La ministra degli Esteri nigeriana, Bianca Odumegwu-Ojukwu, ha dichiarato che il presidente ha ordinato "l’evacuazione dei cittadini nigeriani in pericolo che ritengono a rischio la propria vita restando in Sudafrica".

"Il prezzo della vostra pace e della sicurezza dei vostri figli vale qualsiasi sacrificio dobbiate affrontare, o qualsiasi bene dobbiate lasciare indietro quando fuggite da una zona di conflitto o da un ambiente infestato dall’odio", ha aggiunto la ministra in un messaggio ai rimpatriati.

L’evacuazione decisa dalla Nigeria segue il rimpatrio dal Sudafrica di circa mille suoi cittadini da parte del Ghana. Le autorità sudafricane hanno riferito che la maggior parte dei ghanesi rientrati in patria era priva di documenti regolari.

Anche la Liberia ha espresso preoccupazione per la sicurezza dei propri cittadini in Sudafrica. I media locali citano il presidente Joseph Boakai, secondo cui il governo intraprenderà tutte le misure necessarie, compresa la possibilità di facilitare analoghi rientri in Liberia.

Ai nigeriani rimpatriati vietato il rientro per cinque anni

Secondo il Dipartimento sudafricano degli Interni, 586 nigeriani sono stati avviati al rimpatrio dopo essere stati trovati senza documenti. Un secondo gruppo dovrebbe partire lunedì.
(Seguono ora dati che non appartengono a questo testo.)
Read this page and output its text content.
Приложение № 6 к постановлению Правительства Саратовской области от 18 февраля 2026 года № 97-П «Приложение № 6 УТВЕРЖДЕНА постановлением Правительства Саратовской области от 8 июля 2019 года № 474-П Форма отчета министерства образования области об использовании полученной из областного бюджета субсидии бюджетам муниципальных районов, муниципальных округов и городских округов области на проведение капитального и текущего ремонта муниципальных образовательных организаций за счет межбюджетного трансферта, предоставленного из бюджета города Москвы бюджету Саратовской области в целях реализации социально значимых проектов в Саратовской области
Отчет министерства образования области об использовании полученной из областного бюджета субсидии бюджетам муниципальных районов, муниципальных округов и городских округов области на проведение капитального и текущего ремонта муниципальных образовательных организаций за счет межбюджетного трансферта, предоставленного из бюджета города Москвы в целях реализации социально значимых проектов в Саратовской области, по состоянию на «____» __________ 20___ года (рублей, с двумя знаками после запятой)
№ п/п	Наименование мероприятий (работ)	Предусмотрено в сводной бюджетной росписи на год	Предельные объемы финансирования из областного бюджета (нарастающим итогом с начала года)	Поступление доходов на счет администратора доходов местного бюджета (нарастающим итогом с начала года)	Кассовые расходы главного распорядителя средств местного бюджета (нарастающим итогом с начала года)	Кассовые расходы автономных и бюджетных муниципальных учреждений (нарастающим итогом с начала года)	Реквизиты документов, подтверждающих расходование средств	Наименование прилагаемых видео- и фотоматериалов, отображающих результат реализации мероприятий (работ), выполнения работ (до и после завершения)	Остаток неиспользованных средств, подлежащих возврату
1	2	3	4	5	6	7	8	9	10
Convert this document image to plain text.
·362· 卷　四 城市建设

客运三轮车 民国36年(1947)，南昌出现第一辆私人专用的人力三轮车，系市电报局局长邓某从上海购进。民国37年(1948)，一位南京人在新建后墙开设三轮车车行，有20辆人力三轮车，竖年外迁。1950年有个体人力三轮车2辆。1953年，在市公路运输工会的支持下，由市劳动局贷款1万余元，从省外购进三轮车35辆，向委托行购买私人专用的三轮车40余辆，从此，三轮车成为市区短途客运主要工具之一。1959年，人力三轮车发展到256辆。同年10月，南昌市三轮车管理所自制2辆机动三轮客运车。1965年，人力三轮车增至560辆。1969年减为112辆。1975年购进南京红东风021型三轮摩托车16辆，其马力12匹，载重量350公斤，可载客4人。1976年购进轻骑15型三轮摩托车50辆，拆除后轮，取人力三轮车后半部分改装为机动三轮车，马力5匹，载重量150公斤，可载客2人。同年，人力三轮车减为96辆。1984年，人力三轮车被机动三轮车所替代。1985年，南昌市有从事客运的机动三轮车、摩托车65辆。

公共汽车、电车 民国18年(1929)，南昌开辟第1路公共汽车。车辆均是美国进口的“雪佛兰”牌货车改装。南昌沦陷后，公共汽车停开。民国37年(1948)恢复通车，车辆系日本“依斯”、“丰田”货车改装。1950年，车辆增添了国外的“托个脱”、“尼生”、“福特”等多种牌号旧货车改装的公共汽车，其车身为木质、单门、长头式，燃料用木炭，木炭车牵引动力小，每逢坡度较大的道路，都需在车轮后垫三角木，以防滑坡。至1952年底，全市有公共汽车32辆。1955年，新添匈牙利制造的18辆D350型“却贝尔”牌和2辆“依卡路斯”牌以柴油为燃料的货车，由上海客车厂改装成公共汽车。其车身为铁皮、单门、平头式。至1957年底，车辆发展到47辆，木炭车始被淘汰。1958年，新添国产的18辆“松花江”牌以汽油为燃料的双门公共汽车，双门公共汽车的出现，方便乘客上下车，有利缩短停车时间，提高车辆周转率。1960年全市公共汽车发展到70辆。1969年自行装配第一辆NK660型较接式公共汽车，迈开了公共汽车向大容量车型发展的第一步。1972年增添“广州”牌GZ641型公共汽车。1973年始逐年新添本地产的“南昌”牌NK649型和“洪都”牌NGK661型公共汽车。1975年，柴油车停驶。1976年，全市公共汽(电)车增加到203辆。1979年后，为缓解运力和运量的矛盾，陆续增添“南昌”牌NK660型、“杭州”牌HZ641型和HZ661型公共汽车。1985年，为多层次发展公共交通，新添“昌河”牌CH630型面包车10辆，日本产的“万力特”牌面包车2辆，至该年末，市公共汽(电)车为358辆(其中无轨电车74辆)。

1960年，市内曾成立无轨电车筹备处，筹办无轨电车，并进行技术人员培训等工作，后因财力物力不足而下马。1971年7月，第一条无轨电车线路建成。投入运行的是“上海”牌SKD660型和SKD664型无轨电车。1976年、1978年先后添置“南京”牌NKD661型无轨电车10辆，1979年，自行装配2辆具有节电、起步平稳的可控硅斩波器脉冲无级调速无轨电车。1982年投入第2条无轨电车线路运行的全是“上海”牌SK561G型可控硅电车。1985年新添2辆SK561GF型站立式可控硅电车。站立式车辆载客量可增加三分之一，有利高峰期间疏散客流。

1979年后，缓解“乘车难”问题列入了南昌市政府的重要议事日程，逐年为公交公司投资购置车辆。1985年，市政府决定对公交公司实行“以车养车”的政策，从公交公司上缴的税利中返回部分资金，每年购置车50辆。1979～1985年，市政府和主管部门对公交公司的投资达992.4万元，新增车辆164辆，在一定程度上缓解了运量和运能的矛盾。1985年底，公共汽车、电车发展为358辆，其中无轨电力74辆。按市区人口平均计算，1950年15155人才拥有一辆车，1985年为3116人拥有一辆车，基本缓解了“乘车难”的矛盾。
Il ministro degli Interni, Leon Schreiber, ha spiegato che l’Alta Commissione nigeriana ha rilasciato loro documenti di viaggio d’emergenza. Ha aggiunto che sono stati dichiarati "persone indesiderabili" e che non potranno rientrare in Sudafrica per cinque anni.

"I cittadini stranieri devono assicurarsi in ogni momento che il loro status migratorio sia conforme alle leggi sudafricane sull’immigrazione e regolarizzare la propria permanenza", ha affermato.